Recovering in Other Regions
You have the choice to select all the resources or specific resources to recover in other cloud regions
Type text “RECOVER” to confirm the recovery
Once the Recover action is triggered, the recovery status changes to “Recovery In Progress” and recovery logs for the specific timeline.
Recovery logs contain all the details of the execution for creating a copy of the application environment with copies of the application data from the snapshots. The Logs from the GCP Deployment Manager stack execution will be displayed here as well.
Once processed, the status will be updated to RECOVERY COMPLETED.
Login to your GCP account and get access to the recovered resources.
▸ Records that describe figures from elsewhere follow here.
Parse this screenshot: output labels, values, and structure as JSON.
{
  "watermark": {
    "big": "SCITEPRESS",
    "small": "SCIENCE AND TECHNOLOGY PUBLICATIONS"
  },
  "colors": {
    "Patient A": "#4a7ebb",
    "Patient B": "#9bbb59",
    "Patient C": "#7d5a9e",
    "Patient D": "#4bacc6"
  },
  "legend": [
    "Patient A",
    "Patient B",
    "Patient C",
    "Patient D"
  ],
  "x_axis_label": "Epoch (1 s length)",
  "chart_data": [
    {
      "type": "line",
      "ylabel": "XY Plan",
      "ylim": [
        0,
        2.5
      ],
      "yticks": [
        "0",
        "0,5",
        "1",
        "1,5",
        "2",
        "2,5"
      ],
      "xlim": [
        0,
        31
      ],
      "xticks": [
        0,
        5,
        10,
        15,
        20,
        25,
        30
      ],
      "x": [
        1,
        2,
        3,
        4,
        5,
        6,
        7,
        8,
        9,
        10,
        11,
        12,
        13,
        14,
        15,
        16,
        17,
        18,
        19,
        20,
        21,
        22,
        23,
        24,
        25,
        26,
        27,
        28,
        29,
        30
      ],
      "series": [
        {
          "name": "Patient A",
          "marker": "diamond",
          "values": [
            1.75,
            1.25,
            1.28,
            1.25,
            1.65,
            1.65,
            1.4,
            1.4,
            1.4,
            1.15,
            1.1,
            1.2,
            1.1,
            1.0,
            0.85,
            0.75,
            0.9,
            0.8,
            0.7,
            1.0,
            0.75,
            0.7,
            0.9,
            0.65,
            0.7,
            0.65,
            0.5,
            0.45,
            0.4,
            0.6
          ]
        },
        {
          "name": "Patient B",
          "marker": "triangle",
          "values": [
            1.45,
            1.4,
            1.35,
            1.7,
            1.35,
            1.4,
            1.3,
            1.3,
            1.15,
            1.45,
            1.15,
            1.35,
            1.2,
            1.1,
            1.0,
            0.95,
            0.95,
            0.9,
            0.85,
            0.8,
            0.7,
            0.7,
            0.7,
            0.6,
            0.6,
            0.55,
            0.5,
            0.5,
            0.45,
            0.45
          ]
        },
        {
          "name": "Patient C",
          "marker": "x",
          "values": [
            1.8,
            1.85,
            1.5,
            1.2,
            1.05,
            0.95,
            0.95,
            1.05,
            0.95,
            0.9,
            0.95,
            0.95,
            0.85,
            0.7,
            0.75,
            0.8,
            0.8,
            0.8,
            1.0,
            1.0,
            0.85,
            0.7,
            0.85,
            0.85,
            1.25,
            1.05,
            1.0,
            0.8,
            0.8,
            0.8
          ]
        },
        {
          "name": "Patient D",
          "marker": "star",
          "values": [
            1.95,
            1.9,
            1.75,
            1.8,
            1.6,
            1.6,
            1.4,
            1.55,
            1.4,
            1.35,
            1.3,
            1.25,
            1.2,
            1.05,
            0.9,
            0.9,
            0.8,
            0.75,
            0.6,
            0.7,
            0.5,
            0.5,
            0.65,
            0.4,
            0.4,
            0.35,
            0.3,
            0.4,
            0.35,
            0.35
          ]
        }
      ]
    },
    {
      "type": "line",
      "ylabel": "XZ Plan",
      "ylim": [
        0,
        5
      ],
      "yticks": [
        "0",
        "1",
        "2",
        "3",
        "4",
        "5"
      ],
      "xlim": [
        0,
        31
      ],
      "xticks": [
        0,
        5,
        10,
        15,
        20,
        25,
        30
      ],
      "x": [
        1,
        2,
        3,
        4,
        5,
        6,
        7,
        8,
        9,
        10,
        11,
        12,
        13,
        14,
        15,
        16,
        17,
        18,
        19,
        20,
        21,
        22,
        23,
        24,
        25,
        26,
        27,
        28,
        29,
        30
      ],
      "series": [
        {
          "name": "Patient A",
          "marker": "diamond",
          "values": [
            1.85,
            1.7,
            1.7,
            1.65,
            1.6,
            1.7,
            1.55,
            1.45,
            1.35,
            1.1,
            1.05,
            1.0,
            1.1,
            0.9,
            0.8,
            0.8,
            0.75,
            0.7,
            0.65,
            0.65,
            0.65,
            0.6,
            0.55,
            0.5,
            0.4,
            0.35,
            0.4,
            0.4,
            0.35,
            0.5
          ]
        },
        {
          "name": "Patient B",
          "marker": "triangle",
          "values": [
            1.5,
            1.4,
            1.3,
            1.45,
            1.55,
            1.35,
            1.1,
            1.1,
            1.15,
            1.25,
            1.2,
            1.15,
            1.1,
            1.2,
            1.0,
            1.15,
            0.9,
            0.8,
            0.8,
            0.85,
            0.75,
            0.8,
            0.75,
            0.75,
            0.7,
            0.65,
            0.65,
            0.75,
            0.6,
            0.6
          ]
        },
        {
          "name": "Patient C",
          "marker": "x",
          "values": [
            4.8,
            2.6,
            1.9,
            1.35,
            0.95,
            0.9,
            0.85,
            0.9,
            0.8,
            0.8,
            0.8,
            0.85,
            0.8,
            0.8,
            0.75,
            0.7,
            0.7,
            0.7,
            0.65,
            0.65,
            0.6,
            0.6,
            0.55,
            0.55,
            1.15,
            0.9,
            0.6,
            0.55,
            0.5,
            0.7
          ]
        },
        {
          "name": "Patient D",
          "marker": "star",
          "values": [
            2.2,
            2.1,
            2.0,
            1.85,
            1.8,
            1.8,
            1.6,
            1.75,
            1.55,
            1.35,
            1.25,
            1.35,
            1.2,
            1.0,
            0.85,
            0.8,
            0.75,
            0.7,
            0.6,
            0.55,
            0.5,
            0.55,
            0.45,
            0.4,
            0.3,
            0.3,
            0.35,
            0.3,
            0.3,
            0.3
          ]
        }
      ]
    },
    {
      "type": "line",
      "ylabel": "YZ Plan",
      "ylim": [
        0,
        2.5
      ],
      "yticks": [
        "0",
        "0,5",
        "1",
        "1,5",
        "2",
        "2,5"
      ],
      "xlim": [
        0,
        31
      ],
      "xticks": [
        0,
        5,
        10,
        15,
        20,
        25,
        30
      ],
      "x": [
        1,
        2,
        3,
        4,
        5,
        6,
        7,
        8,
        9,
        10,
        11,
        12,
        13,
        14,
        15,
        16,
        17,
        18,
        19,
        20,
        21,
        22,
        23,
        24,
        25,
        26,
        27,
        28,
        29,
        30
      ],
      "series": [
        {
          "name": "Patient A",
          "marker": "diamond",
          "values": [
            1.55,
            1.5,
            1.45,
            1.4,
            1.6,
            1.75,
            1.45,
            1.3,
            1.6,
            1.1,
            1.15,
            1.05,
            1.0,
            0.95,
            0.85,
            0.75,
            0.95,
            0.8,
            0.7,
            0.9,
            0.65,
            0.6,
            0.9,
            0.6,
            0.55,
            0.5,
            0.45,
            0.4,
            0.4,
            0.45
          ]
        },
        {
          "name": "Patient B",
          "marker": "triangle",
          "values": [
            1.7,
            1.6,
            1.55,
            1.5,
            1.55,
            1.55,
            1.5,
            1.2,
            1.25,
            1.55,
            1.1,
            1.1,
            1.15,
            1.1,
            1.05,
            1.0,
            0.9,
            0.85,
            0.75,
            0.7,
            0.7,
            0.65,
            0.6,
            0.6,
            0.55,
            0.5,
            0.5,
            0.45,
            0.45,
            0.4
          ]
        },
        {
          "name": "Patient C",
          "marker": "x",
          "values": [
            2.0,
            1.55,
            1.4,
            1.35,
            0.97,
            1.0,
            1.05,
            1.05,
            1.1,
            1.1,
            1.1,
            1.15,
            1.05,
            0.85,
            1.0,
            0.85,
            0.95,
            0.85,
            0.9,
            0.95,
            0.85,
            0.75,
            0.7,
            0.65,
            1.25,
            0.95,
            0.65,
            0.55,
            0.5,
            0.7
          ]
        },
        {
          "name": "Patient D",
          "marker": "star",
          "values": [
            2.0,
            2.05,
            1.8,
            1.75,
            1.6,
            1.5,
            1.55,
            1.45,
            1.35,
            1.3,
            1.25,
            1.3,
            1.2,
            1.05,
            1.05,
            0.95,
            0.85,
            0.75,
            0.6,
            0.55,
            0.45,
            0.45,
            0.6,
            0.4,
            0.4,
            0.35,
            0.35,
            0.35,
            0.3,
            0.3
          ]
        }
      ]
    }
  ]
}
All the recovered resources are automatically tagged with a prefix “ax-” so you can identify and manage them appropriately.
Recovered resources are shown in the recovered resources tab
By clicking the Resource from the List to view the resource details
Assembly Recovery Reset
Since every Assembly recovery consumes GCP resources, it is advisable to Reset the recovery region back to the original state. This process will delete all the GCP resources in the reverse order in which they were created. Press “RESET” and type “DELETE” in capital letters to initiate the Reset.
Delete process will show the progress in the status box
Once reset completed, the status will be updated as "Reset completed".